Allá fui sin más dilación el sábado por la tarde para hacer la inscripción. Aboné la tasa inicial de matriculación  y me dieron el manual de normas y señales que comencé a estudiar por mi cuenta en los ratos libre del cuartel. Al día siguiente me esperaba el profesor de prácticas apoyado en un Seat 600-D delante de la academia. Me identifiqué y sin perder más tiempo, se subió en el asiento del lado derecho donde, en caso de necesidad, podía controlar con unos pedales el coche. Me puse al volante, ajusté el asiento y los espejos retrovisores. Para el aparcamiento, el monitor me mostró unas pegatinas en la luneta posterior que serían las referenciales para el acercamiento en la marcha atrás del vehículo. Para la aproximación hacia adelante, bastaba con referenciar la posición del limpiaparabrisas.  

Temblaba por la emoción como una “juella”. Me preguntó si conocía el funcionamiento de los dispositivos y le dije que tenía alguna experiencia aparcando varios coches que entorpecían la entrada del material de las obras en las que había trabajado, incluido un camión “Ebro”. 
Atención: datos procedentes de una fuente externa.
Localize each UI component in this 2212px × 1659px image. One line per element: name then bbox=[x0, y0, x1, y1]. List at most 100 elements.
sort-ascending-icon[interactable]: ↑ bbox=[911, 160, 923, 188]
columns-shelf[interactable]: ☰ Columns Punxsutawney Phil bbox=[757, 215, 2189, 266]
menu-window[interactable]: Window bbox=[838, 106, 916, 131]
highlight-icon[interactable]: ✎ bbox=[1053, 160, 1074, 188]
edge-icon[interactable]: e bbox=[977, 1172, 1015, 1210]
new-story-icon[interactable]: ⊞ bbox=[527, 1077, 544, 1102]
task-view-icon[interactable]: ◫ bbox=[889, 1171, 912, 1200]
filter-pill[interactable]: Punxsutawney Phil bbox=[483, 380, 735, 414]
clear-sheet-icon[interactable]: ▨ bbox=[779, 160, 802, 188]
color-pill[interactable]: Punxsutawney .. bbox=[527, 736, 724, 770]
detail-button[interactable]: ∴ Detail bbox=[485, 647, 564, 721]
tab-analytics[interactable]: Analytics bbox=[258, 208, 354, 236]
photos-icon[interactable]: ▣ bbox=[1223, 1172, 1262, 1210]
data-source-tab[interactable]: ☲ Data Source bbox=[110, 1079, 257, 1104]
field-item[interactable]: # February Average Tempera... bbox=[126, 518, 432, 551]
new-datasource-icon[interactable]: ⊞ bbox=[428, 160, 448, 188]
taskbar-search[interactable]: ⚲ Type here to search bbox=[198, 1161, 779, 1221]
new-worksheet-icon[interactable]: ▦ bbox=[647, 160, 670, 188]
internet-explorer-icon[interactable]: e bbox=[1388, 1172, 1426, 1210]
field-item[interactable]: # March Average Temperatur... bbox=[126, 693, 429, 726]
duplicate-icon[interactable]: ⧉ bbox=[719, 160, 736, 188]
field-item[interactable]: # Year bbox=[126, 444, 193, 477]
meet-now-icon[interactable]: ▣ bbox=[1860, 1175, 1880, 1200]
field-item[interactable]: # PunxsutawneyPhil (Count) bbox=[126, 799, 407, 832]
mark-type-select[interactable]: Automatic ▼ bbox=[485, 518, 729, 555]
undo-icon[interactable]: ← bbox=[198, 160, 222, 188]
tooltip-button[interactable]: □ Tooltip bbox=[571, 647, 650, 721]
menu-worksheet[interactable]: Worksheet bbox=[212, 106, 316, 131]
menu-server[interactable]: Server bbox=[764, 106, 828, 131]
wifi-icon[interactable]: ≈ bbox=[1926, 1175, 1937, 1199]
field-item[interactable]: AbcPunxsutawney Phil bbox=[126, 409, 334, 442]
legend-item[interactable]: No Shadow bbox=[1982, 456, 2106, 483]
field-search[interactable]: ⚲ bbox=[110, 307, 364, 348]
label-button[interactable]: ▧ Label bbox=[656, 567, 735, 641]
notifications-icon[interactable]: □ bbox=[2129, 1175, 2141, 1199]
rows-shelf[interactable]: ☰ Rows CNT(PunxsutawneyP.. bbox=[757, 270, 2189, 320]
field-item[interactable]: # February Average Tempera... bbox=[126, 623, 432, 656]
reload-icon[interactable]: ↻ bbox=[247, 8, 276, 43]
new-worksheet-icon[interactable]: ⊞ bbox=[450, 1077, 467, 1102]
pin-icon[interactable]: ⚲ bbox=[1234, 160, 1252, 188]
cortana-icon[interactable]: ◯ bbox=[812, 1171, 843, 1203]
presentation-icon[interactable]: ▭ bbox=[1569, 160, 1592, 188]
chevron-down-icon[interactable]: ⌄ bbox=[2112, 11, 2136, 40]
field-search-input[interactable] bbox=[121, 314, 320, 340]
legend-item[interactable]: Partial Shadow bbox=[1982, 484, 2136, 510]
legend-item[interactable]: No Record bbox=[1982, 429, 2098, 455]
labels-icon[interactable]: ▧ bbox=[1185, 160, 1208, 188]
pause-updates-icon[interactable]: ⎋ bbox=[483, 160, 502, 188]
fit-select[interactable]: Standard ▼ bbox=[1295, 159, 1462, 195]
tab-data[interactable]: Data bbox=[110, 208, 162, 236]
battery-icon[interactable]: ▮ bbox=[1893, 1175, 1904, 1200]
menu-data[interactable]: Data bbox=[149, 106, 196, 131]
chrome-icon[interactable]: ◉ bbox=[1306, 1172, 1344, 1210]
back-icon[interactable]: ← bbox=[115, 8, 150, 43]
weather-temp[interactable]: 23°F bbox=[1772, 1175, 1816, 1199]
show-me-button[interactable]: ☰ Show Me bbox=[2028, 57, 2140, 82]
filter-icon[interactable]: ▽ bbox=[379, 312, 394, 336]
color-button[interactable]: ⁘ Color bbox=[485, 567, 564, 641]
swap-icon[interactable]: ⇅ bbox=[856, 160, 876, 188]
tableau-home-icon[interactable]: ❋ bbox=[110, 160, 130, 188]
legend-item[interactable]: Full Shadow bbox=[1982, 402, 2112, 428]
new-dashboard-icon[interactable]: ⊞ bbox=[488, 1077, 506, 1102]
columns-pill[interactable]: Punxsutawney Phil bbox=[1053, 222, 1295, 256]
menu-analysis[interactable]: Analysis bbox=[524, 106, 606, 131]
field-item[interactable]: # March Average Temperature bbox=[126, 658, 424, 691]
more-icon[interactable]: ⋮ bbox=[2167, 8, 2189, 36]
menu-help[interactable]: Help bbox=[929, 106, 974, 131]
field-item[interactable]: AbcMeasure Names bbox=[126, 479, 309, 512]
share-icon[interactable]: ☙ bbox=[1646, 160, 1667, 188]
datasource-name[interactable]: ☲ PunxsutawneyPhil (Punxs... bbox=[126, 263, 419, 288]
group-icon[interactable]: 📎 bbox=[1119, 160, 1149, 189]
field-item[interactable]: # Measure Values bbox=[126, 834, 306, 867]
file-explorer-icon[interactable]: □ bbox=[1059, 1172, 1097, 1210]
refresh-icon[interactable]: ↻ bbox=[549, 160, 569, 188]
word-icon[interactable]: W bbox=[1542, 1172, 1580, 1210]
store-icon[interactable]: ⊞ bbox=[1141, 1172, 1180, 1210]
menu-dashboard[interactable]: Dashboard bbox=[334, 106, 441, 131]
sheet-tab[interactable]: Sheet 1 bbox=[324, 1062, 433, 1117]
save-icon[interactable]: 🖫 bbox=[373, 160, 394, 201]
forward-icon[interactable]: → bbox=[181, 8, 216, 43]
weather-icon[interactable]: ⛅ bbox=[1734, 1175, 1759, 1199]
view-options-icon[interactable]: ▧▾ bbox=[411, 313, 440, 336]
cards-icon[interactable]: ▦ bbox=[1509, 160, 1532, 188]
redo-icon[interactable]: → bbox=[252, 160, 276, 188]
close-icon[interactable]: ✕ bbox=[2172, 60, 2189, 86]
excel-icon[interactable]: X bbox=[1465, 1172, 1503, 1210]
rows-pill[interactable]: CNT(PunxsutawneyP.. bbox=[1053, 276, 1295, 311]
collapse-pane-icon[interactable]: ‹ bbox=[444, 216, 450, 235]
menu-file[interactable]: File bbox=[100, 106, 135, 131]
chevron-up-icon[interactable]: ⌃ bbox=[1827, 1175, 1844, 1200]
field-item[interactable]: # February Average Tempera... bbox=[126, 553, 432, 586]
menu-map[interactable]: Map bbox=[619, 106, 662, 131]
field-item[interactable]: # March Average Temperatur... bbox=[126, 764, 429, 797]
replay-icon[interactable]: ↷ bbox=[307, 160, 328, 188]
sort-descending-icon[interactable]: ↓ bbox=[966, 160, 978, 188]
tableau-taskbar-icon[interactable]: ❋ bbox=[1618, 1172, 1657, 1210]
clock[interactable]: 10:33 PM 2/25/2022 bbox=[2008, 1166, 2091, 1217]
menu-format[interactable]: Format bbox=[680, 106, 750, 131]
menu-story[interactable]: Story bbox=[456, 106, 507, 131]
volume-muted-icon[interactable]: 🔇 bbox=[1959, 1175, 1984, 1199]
Estuve unos minutos practicando el uso de los pedales y coordinando el embrague con la palanca de las marchas con las órdenes que él me daba. Arranqué el motor y después de varios sobresaltos, logré mantener el ritmo del motor. Estábamos alado del edificio “La Jirafa” y siguiendo las órdenes del guardia de tráfico, salí a la calle Uría, me coloqué en la vía central, cedí el paso a un autobús y subí por la parte derecha del parque, por Toreno, en dirección a santa Marina de Piedra Muelle, donde había una pista de prácticas. 

Una vez allí el profesor salió del coche y me mandó repetir, durante un tiempo, diversos aparcamientos entre señales marcadas en el suelo o entre postes que él movía, por acortar el espacio entre ellos y así aumentar gradualmente la dificultad.
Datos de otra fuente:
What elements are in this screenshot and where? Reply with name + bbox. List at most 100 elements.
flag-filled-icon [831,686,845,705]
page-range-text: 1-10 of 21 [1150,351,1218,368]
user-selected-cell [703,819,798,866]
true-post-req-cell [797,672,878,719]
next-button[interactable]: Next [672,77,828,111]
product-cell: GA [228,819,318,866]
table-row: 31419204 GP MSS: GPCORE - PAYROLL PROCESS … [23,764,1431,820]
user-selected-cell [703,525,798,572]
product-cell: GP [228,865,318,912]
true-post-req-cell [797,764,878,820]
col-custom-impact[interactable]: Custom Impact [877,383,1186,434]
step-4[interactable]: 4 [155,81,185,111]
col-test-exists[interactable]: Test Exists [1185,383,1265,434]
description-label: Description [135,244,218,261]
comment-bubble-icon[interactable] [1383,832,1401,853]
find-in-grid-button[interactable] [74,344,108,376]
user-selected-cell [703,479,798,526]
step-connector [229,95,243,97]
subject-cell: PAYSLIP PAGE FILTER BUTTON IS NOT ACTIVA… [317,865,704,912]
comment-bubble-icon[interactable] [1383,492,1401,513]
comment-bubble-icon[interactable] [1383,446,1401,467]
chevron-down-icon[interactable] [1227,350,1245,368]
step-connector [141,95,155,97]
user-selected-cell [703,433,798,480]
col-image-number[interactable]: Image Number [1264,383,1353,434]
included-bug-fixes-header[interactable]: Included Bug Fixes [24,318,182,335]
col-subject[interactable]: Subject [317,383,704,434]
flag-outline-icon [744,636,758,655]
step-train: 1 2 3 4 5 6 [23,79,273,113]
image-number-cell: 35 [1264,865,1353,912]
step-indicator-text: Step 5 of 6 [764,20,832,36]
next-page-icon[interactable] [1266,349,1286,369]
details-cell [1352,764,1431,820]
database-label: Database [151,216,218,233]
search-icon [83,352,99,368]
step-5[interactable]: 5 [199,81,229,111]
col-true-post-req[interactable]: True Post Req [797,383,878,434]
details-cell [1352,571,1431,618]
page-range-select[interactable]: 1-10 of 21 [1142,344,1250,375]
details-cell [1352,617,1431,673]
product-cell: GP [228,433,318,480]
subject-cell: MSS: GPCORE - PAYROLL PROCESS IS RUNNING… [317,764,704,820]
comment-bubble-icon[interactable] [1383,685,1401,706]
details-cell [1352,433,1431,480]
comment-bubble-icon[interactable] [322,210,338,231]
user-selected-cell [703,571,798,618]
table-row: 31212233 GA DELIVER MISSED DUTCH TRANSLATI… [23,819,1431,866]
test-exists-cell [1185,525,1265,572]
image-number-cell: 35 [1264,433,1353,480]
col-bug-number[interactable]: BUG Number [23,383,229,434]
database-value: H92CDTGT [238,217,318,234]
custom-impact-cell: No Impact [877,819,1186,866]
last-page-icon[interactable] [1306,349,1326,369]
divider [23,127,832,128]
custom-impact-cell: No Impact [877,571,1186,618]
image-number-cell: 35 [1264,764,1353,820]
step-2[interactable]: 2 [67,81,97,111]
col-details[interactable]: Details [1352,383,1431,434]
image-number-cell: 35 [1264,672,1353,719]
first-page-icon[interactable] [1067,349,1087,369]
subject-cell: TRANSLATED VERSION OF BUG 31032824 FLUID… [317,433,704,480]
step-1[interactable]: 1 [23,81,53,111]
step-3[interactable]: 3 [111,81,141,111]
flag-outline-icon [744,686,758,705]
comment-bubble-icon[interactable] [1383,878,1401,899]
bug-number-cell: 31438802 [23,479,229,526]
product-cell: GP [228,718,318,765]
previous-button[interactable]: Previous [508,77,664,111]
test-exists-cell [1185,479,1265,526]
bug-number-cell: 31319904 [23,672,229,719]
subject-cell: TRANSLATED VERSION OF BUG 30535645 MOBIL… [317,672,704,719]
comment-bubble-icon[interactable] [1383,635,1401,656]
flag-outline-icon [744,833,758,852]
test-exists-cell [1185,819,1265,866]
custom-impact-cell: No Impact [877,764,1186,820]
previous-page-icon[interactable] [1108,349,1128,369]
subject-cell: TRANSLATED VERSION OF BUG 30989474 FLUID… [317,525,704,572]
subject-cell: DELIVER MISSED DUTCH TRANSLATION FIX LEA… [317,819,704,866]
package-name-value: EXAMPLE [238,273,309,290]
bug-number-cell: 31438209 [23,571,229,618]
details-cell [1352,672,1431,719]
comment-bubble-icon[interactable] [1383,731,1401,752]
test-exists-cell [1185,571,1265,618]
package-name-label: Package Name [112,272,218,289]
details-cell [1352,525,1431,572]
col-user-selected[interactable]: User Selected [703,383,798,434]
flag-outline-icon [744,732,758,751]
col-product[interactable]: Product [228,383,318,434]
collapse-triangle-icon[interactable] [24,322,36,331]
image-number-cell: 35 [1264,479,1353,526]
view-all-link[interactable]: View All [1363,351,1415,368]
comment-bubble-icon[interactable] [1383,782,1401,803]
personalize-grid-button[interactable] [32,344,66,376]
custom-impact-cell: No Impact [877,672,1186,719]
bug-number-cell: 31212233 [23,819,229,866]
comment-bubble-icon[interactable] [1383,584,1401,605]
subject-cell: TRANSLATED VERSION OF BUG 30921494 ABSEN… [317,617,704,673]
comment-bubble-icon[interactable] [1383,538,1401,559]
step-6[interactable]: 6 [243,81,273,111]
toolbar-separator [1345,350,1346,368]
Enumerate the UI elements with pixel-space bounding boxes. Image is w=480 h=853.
Regresé conduciendo hasta la entrada del cuartel. Quedó en recogerme al día siguiente a la misma hora de la tarde, en la entrada del cuartel.

Un sábado que no tenía conducción, me pasé por la academia para que me aclararan cuantas dudas me fueran surgiendo en el cuestionario de teórica. El profesor me recomendó que asistiera todos los días, si pretendía aprobar el examen de teórica. 

Creo recordar que solamente pasé por las clases durante la primera semana. El profesor me ayudó a resolver las dudas que me iban surgiendo en cuanto me llevó por la mayoría de calles de Oviedo y en la salida hasta la vieja carretera a Avilés, por la que tendría que hacer el examen con el ingeniero examinador. 

No necesité más que doce clases teóricas. Algunas tardes, el sol se había ocultado y en más de una ocasión nos pilló la lluvia. El profesor me dijo que era policía municipal, pero las doce clases de prácticas sirvieron para entablar una relación de respeto y confianza a la vez. No escatimaba el tiempo y terminábamos las clases tomando un café y unos pinchos en la cafetería que había justo a la izquierda de la Biblioteca Municipal.


Un martes, a las diez, tuve el examen teórico. La tensión emocional era muy fuerte. Había un tiempo limitado y un portafolio de varias hojas llenas de ejercicios. Dos vigilantes recorrían entre las cuatro filas de mesas, mientras un reloj de pared nos tasaba el tiempo. Respiré hondo y comencé a contestar las cuestiones  que me parecieron fáciles. Había un par de ellas que eran fotos poco claras, con situaciones de tráfico con las que nunca me había topado. 

Levanté la mano y me recogieron el portafolio. Tuve que esperar en el asiento. Nadie podía salir para no indicar al siguiente turno las preguntas que habían puesto. Como no había entregado nadie más, vi, por estar en primera línea de pupitres, cómo lo corregía colocando encima de cada cara una plantilla perforada con la solución correcta y trazaba un signo en una casilla que estaba justo al lado de la respuesta. Dos de ellas fueron incorrectas y trazó una equis encima de la casilla. 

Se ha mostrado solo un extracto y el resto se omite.